Last weekend, the No. 1 movie in the U.S. was "Dunkirk," which nabbed about $28 million and has earned about $102 million since its release two weeks ago. That's a lot of cash in 14 days.
It's got a long way to go to reach the biggest movie of the year so far. The live-action version of "Beauty and the Beast" has racked up $504 million. "Wonder Woman" is second at about $395 million, and right behind her is "Guardians of the Galaxy Vol. 2" at $387 million.
The same pattern is consistent almost worldwide: "Dunkirk," "Wonder Woman," "Spider-Man: Homecoming," "Beauty and the Beast," "Despicable Me 3" and "Guardians of the Galaxy" show up in the Top 10 pretty much everywhere. They're among the top-grossing movies in India, the fourth-largest movie market in the world; the United Kingdom, the fifth; and Japan, the third.
Despite the general commonalities in each country, cultural differences crop up, especially in China, the world's second-largest market. There, the No. 1 movie in 2017 is "Journey to the West: The Demons Strike Back," a fantasy/adventure/comedy that has pulled in $84 million. It's a sequel to "Journey to the West: Demon Chapter."
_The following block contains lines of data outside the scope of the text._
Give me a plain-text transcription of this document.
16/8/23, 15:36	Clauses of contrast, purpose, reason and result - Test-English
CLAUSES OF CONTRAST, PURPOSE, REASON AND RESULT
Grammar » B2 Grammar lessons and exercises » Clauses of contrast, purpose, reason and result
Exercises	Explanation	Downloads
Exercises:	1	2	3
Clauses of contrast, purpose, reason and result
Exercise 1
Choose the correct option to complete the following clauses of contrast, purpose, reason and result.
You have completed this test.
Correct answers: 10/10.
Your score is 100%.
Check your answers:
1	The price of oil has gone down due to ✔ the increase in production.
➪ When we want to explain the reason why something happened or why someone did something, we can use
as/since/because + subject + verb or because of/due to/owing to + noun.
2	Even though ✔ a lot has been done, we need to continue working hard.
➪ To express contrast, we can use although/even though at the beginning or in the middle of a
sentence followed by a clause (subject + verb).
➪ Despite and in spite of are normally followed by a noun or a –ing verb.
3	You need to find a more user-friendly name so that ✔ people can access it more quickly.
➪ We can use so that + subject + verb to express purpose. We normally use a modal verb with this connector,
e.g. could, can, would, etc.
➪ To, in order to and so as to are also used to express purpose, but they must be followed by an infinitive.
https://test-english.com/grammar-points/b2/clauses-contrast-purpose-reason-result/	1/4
"Kung Fu Yoga," an action/adventure/comedy with Jackie Chan, is No. 2 in China, while "Dangal" ("wrestling competition" in English), a biographical sports film, is No. 5.
While India generally accepts Western-made films as is (although the joke is that at least one song must be dropped into a Western film to make it match the Bollywood tradition), that's not the case in China. Alterations must be made to fit the culture and communist government.
For instance, the "Transformers" series is huge there. "Transformers 4: Age of Extinction" earned $1.1 billion in China, more than any film in history. It was deliberately set in China to enhance its appeal.
"Transformers 5: The Last Knight," though, opened in early July and doesn't appear to be headed for such stratospheric heights, dropping 82 percent in ticket sales from its opening Friday to the next. Some say its patently obvious product placement of Chinese brands brought mostly laughs.
Since China is communist, the government also has a hand in the content of films that play there, so a villain who is Asian or based in the "red menace" means major alterations.
These days, international movie grosses are hugely important to U.S.-based film companies, often bringing in more money than America. So while we won't see the edited versions here, expect films from the U.S. to start making even more significant alterations to reach those audiences.
It's all about the money, after all.